There is actually no advantage for either team before the overtime coin flip, and Pederson didn't really need to justify his decision. For a football team going nowhere, giving the players a chance to steal one was the correct play. Say you believed in them, that's why you went for it, pack up your stuff and get out of there. But don't say you went for it because there was a less than 50 percent chance of prevailing in overtime.

"Those are just the numbers that we ran, being the underdog in this game and, besides, they have a great field goal kicker," Pederson said.

No doubt, underdogs win fewer overtime games than favorites. There are certainly numbers on a sheet of paper somewhere that back that up. Guess what? They also win fewer regulation games than favorites. Since when do NFL coaches concern themselves with, or even acknowledge, the point spread? Pederson's point about potentially getting into a kicking game against Justin Tucker of Baltimore on a windy day in M&T Stadium was valid, but Caleb Sturgis was having a pretty good afternoon, too.

Whatever. It was an exciting ending to a game that was strange in several ways. Before the game, as the Eagles readied to go against the No. 1 rushing defense in the league with half of their running backs injured and an offensive line that featured a fifth-string right tackle, it would have been hard to predict the Eagles would rush for 169 yards, the most given up by Baltimore this season.

Six of the 10 longest plays from scrimmage for the Eagles were running plays and Ryan Mathews finished with 128 yards on 20 carries. It was as if, for the first time since 2014, Chip Kelly's running offense worked. The Eagles zone-blocked to pinch in on Baltimore's lumbering three-man line, sent Mathews toward the edge and let him pick a hole to blast through.

"Their offensive linemen are just athletic, they're fast, so they tend to get . . . leverage on you, move you side-to-side, and it's not so much power football," Baltimore safety Eric Weddle said. "It's not a normal style of running game, but we battled."

Not all that much, they didn't, but the Ravens were able to limit the Eagles to field goals on three of their trips into the red zone. That turned out to be the difference in the game, and nothing new for the Eagles, who came into the game ranked 25th for touchdown percentage inside the 20.

It is impossible to know how much of Pederson's decision to push the run was because of the weather conditions, because it was working better than one could have hoped, or because he wanted to limited Wentz's exposure behind the suspect offensive line. As it was, the quarterback attempted 42 passes and scrambled out of another four play calls. Pederson padded the corners of the offense, however, by calling a succession of screens, slants and pop passes. His 22 completions gained only 170 yards. Wentz was under center 33 times, which is a lot for the Eagles, but they ran from that formation 27 times. If the Ravens ever caught onto the tendency, it didn't show. Wentz was sacked once and hit behind the line another five times, but the threat of the running game kept his protection from breaking down completely.

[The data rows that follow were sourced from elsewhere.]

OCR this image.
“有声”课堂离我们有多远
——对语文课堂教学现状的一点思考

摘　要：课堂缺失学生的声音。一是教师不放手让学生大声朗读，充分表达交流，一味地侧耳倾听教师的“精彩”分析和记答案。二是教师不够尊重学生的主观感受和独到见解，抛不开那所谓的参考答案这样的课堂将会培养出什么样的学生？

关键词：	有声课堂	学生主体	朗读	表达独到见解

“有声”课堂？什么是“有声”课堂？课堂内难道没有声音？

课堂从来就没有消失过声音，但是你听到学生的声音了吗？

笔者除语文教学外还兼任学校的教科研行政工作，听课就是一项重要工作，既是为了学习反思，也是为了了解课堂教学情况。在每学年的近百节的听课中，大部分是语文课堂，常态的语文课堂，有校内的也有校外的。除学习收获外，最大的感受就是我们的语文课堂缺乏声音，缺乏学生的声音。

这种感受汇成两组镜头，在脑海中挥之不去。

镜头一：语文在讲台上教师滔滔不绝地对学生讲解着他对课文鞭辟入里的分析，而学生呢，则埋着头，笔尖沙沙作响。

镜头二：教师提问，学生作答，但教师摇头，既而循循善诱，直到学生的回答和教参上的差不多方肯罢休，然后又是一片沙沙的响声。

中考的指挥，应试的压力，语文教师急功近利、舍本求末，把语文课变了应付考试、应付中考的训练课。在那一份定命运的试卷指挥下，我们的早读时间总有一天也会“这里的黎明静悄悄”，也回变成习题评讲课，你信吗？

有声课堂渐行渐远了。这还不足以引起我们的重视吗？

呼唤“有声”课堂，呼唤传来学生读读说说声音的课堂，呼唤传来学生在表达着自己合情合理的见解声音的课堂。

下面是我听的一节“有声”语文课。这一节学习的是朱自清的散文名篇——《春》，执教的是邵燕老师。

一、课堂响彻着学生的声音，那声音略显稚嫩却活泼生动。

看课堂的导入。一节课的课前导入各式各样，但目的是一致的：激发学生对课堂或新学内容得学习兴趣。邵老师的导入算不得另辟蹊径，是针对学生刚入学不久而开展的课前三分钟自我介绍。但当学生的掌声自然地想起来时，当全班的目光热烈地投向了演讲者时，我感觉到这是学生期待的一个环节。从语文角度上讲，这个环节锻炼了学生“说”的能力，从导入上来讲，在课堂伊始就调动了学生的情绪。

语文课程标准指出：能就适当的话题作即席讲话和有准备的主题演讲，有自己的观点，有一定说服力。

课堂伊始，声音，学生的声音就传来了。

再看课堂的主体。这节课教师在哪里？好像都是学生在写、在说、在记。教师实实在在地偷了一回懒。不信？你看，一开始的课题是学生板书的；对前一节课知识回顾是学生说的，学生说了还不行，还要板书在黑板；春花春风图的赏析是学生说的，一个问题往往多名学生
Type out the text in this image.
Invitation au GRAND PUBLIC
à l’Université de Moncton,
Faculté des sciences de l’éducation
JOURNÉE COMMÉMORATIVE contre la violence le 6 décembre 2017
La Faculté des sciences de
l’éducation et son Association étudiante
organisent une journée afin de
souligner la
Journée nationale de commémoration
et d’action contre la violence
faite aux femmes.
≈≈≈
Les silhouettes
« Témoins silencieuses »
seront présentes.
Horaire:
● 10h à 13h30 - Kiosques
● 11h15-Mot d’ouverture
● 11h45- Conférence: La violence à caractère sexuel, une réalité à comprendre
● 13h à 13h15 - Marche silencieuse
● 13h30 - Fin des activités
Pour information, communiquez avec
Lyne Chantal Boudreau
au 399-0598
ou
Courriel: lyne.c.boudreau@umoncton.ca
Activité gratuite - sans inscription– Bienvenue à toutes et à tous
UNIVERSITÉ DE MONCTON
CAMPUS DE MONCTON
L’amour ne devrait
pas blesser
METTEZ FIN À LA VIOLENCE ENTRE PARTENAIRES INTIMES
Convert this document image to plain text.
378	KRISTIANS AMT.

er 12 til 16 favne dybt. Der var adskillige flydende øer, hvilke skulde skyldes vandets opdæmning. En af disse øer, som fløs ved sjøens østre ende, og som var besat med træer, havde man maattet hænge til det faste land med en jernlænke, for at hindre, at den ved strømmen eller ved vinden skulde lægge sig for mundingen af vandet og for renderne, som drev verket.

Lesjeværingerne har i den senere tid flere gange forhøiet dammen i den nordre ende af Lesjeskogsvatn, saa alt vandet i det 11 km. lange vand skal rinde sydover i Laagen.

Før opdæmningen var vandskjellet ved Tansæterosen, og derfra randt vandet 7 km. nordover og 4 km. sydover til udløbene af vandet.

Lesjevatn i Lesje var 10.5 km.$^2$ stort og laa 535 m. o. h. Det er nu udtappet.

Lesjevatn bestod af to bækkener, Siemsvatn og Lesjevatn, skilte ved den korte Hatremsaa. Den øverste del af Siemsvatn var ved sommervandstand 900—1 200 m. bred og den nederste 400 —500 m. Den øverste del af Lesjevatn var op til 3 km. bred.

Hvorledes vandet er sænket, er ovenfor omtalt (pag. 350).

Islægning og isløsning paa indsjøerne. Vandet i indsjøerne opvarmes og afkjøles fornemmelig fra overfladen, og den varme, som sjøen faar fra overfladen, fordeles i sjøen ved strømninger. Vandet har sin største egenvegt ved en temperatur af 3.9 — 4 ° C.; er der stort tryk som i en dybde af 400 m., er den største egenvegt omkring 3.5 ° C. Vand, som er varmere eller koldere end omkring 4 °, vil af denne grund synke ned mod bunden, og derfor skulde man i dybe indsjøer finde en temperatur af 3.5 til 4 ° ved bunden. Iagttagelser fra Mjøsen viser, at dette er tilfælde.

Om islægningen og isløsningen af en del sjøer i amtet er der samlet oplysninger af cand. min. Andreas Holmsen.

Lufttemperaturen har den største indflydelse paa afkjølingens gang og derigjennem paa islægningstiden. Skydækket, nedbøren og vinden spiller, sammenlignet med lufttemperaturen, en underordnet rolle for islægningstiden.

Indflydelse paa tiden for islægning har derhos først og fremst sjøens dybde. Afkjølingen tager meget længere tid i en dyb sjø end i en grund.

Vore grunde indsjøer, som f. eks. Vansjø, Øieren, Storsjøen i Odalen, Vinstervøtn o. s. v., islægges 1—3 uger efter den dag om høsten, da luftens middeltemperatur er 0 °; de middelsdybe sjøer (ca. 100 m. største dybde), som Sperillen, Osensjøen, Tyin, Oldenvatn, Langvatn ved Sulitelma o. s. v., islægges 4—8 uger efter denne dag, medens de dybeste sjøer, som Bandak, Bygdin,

Who knew the Eagles could run the ball without Darren Sproles and Wendell Smallwood? Certainly not the Baltimore Ravens. Perhaps this is the start of something the Eagles can build upon.

That might be the case if the pass hadn't been tipped and Matthews pulled it in and the Eagles had been allowed to dance off the field one more time this season. Instead, it felt like another day in which the things that went right were ultimately offset by the little things that got in the way and sent the ball tumbling against them.

Maybe the coach is right, after all. Maybe it's never a 50-50 chance for the Eagles.